Table 4 shows the antibacterial activity of nanoparticles in terms of inhibition zone (diameter) and MIC. Only the SLN1 formulation was significantly more effective against E. coli (MIC 0.020 μg/mL, 34 mm) than MOX delivered as a standard solution (p<0.05). The NLC1 formulation showed better inhibition diameter (36 mm) than standard MOX but not MIC. In fact, SLN2 and both NLC formulations showed the same MIC as the corresponding standard MOX.

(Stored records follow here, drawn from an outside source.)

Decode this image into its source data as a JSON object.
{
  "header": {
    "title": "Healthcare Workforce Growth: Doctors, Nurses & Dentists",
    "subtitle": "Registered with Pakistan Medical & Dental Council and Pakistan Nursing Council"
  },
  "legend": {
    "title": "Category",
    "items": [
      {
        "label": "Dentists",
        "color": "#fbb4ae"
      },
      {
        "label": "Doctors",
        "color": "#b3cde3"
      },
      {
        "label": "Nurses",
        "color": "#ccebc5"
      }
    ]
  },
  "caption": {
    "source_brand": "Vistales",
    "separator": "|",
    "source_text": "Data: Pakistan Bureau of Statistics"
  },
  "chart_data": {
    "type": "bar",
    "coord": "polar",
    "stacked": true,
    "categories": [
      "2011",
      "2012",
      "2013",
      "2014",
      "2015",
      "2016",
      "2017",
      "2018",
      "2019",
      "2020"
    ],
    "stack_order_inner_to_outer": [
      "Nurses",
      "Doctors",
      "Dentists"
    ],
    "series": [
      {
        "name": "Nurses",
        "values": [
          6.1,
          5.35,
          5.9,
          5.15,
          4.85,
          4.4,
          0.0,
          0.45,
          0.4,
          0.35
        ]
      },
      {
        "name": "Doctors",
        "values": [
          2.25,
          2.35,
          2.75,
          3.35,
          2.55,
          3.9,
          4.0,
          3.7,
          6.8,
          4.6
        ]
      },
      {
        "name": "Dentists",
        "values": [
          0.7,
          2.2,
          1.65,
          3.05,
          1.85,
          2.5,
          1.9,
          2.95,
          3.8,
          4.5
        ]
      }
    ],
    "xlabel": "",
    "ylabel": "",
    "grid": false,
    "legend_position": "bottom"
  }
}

We know that E. coli with its thinner peptidoglycan layer and an outer lipopolysaccharide membrane has a limited permeability to drugs (46). Nanostructure with controlled drug release weakens its membrane resistance and increases drug uptake over time. In this sense, our findings are consistent with the ceftriaxone study by Kumar et al. (47).

We believe that the higher antibacterial activity of MOX loaded into SLN1 is related to the smaller size of SLN1 and distinct lipid and surfactant features, as earlier studies suggest that lipid nanoparticles with Tween 80 can generate higher antibacterial activity against E. coli (42). Furthermore, SLN1 can carry MOX directly to the target within the bacterium and also act as efflux pump inhibitor, that is, inhibit drug clearance from the cell (14, 48).

None of the nanoparticles, whether loaded with MOX or not, lowered RAW 264.7 cell viability below 50 % after 24, 48, and 72 h of exposure to all studied concentrations. The highest concentration of standard MOX (not loaded into nanoparticles), however did lower cell viability below 50 %. Our findings therefore suggest that lipid nanoparticles in addition to having low cytotoxicity improve lower the cytotoxicity of MOX and lower its biocompatibility.

Similar observations of nanocarriers lowering MOX cytotoxicity were reported by several studies (49–51).